The Irish, it turns out, were particularly enthusiastic proponents of the art of ‘cutting’ or blending Bordeaux wines with others from more robust areas. We have long known it happened, but what Ludington has uncovered is that it wasn’t just in bad vintages, but every year, and that while French, German and Dutch merchants were less keen to carry out such adulterations, the Irish merchants argued that without these additions, they would have had trouble selling the most expensive wines of the region into the key markets of the time – namely Ireland and Britain, where clients were prepared to pay at least twice as much as in northern Europe.
It was no secret. In 1810, when ordering wine for the East India market, James Nisbett asked merchant Nathaniel Johnston for 20 hogsheads of claret, ‘observing the greatest care and attention that the wines have a good strong body, colour and high flavour, a good dash of the Hermitage’.

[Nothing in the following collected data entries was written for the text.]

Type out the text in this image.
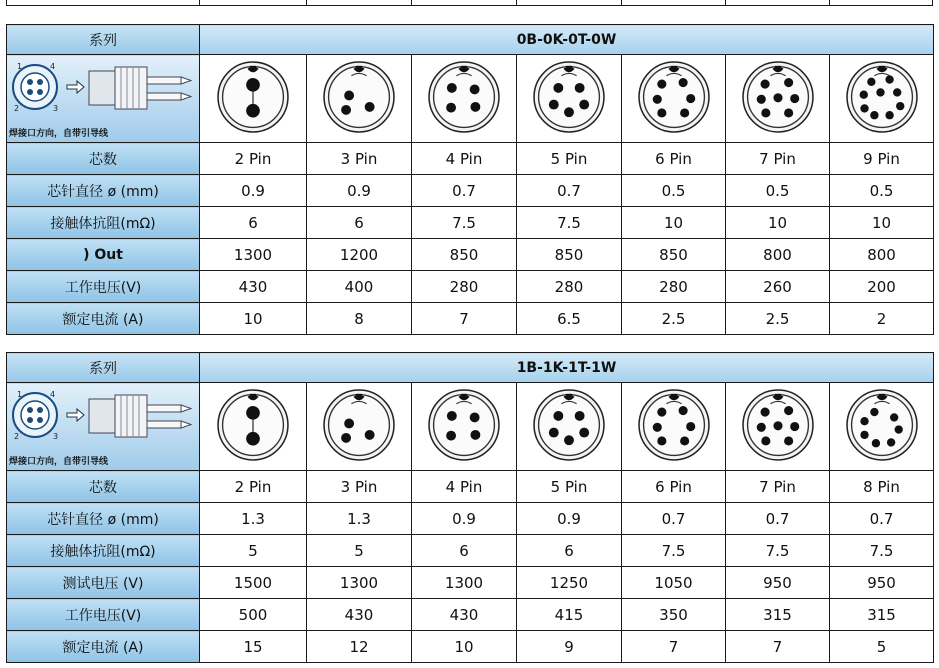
系列	0B-0K-0T-0W						

1 4
2 3
焊接口方向，自带引导线

芯数	2 Pin	3 Pin	4 Pin	5 Pin	6 Pin	7 Pin	9 Pin
芯针直径 ø (mm)	0.9	0.9	0.7	0.7	0.5	0.5	0.5
接触体抗阻(mΩ)	6	6	7.5	7.5	10	10	10
) Out	1300	1200	850	850	850	800	800
工作电压(V)	430	400	280	280	280	260	200
额定电流 (A)	10	8	7	6.5	2.5	2.5	2
系列	1B-1K-1T-1W						

1 4
2 3
焊接口方向，自带引导线

芯数	2 Pin	3 Pin	4 Pin	5 Pin	6 Pin	7 Pin	8 Pin
芯针直径 ø (mm)	1.3	1.3	0.9	0.9	0.7	0.7	0.7
接触体抗阻(mΩ)	5	5	6	6	7.5	7.5	7.5
测试电压 (V)	1500	1300	1300	1250	1050	950	950
工作电压(V)	500	430	430	415	350	315	315
额定电流 (A)	15	12	10	9	7	7	5
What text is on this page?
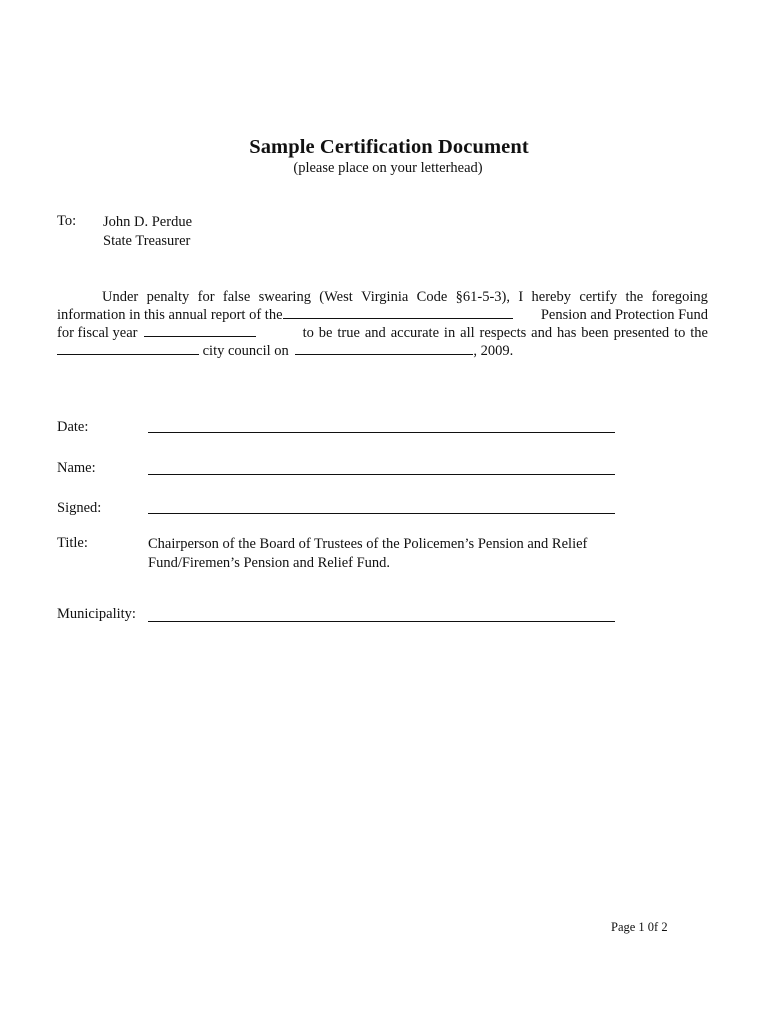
Sample Certification Document
(please place on your letterhead)
To: John D. Perdue
State Treasurer
Under penalty for false swearing (West Virginia Code §61-5-3), I hereby certify the foregoing
information in this annual report of the	Pension and Protection Fund
for fiscal year	to be true and accurate in all respects and has been presented to the
city council on	, 2009.
Date:
Name:
Signed:
Title:	Chairperson of the Board of Trustees of the Policemen’s Pension and Relief
Fund/Firemen’s Pension and Relief Fund.
Municipality:
Page 1 0f 2
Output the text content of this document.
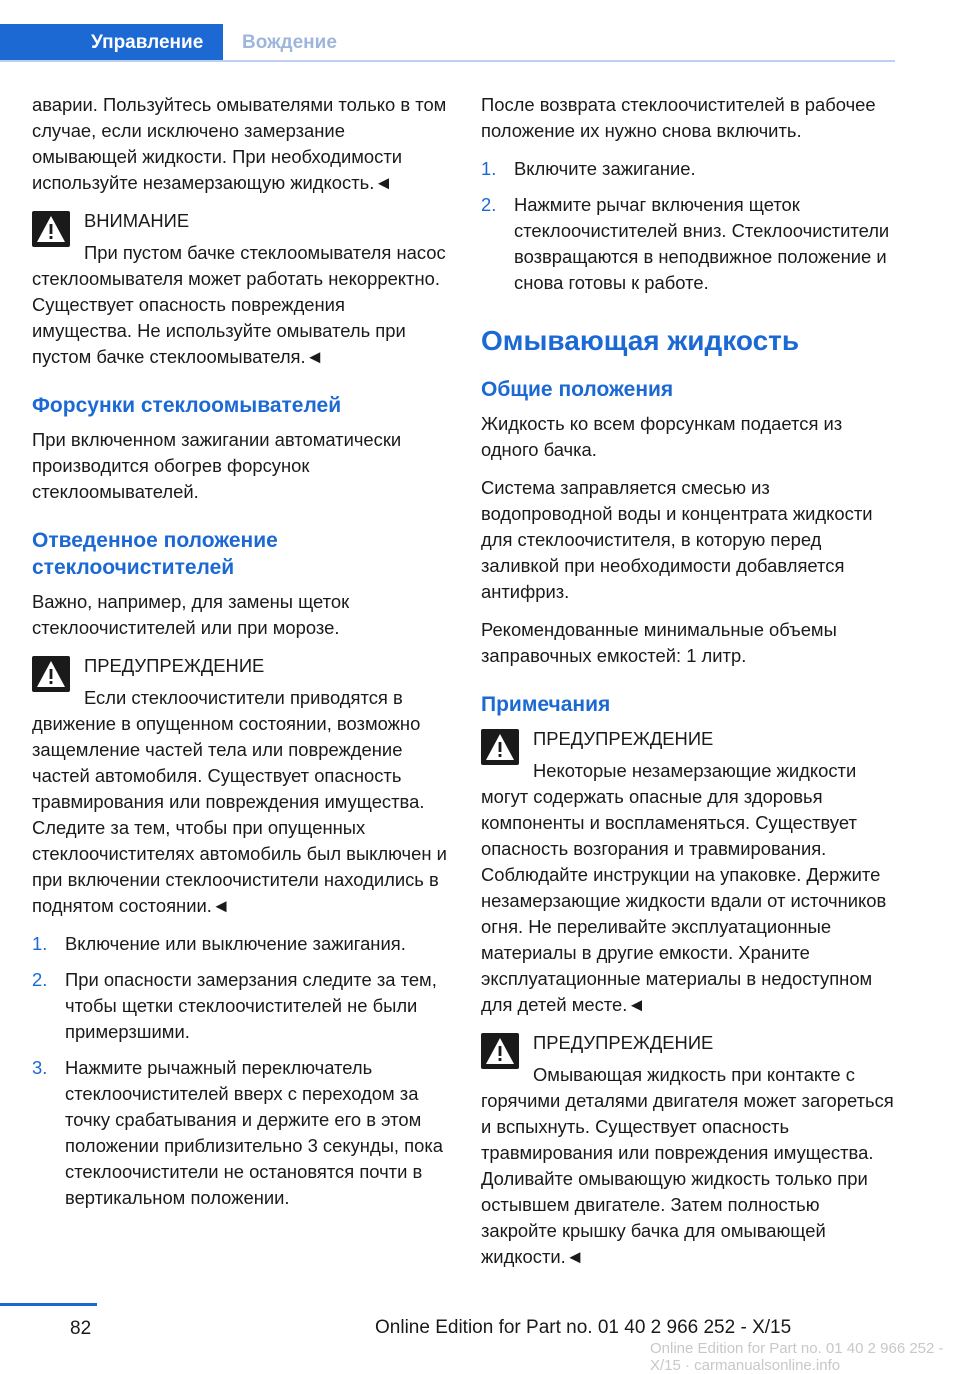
Управление	Вождение

аварии. Пользуйтесь омывателями только в том случае, если исключено замерзание омывающей жидкости. При необходимости используйте незамерзающую жидкость.◄

ВНИМАНИЕ
При пустом бачке стеклоомывателя насос стеклоомывателя может работать некорректно. Существует опасность повреждения имущества. Не используйте омыватель при пустом бачке стеклоомывателя.◄
Форсунки стеклоомывателей

При включенном зажигании автоматически производится обогрев форсунок стеклоомывателей.

Отведенное положение стеклоочистителей

Важно, например, для замены щеток стеклоочистителей или при морозе.

ПРЕДУПРЕЖДЕНИЕ
Если стеклоочистители приводятся в движение в опущенном состоянии, возможно защемление частей тела или повреждение частей автомобиля. Существует опасность травмирования или повреждения имущества. Следите за тем, чтобы при опущенных стеклоочистителях автомобиль был выключен и при включении стеклоочистители находились в поднятом состоянии.◄
1. Включение или выключение зажигания.
2. При опасности замерзания следите за тем, чтобы щетки стеклоочистителей не были примерзшими.
3. Нажмите рычажный переключатель стеклоочистителей вверх с переходом за точку срабатывания и держите его в этом положении приблизительно 3 секунды, пока стеклоочистители не остановятся почти в вертикальном положении.

После возврата стеклоочистителей в рабочее положение их нужно снова включить.

1. Включите зажигание.
2. Нажмите рычаг включения щеток стеклоочистителей вниз. Стеклоочистители возвращаются в неподвижное положение и снова готовы к работе.
Омывающая жидкость
Общие положения

Жидкость ко всем форсункам подается из одного бачка.

Система заправляется смесью из водопроводной воды и концентрата жидкости для стеклоочистителя, в которую перед заливкой при необходимости добавляется антифриз.

Рекомендованные минимальные объемы заправочных емкостей: 1 литр.

Примечания
ПРЕДУПРЕЖДЕНИЕ
Некоторые незамерзающие жидкости могут содержать опасные для здоровья компоненты и воспламеняться. Существует опасность возгорания и травмирования. Соблюдайте инструкции на упаковке. Держите незамерзающие жидкости вдали от источников огня. Не переливайте эксплуатационные материалы в другие емкости. Храните эксплуатационные материалы в недоступном для детей месте.◄
ПРЕДУПРЕЖДЕНИЕ
Омывающая жидкость при контакте с горячими деталями двигателя может загореться и вспыхнуть. Существует опасность травмирования или повреждения имущества. Доливайте омывающую жидкость только при остывшем двигателе. Затем полностью закройте крышку бачка для омывающей жидкости.◄
82	Online Edition for Part no. 01 40 2 966 252 - X/15
Online Edition for Part no. 01 40 2 966 252 - X/15 · carmanualsonline.info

Even René Pijassou, one of the great French historians of the Médoc, wrote that the estate manager of Château Latour in the 18th century, ‘was in frequent contact with the merchants of the Chartrons…who adapted the tastes of the wines for their essentially English clientele, by blending with Rhône and Spanish wines’. And cutting didn’t just mean mixing in outside wines.
Ludington found a warehouse ledger from the early 1840s that stated the Johnston-bottling of ‘Lafite 1837’ was made of mostly 1837 Lafite, ‘but contained lesser amounts of 1837 Léoville, 1837 Milon, 1837 Léoville Barton, 1837 Montrose, 1837 Duluc, 1837 Calon Ségur, and 1840 Hermitage’.
Ludington found evidence of this in countless archives. While it’s easy to dismiss this as a dark, even embarrassing part of Bordeaux’s history, to do so would overlook one hugely important fact – that it was these very wines that made the reputation of Bordeaux in the markets that were prepared to pay the highest prices of the day.
There’s no doubt that many historians have resisted this interpretation (and they are not alone; the Bordeaux parliament expressly forbade the practice in 1755), but it’s fascinating to see that the 150 years since have actually seen the real unadulterated Bordeaux wines catch up, with many of the same characteristics.
‘Irish merchants in Bordeaux began to make a style of red wine akin to what we think of as Bordeaux wine today,’ is how Ludington sees it. ‘But they did so before grape-growing and winemaking techniques allowed them to make it from Bordeaux juice alone.’
Ludington argues that this practice of blending did not cause the best Bordeaux wines to lose their identity in the 18th and early-19th century, but instead established their reputation among the finest wines of the world.
‘We’re becoming obsessed today with the idea of purity,’ he says, ‘but in many ways these merchants were blending to a modern taste. More colour, more body, higher alcohol. Sound familiar?’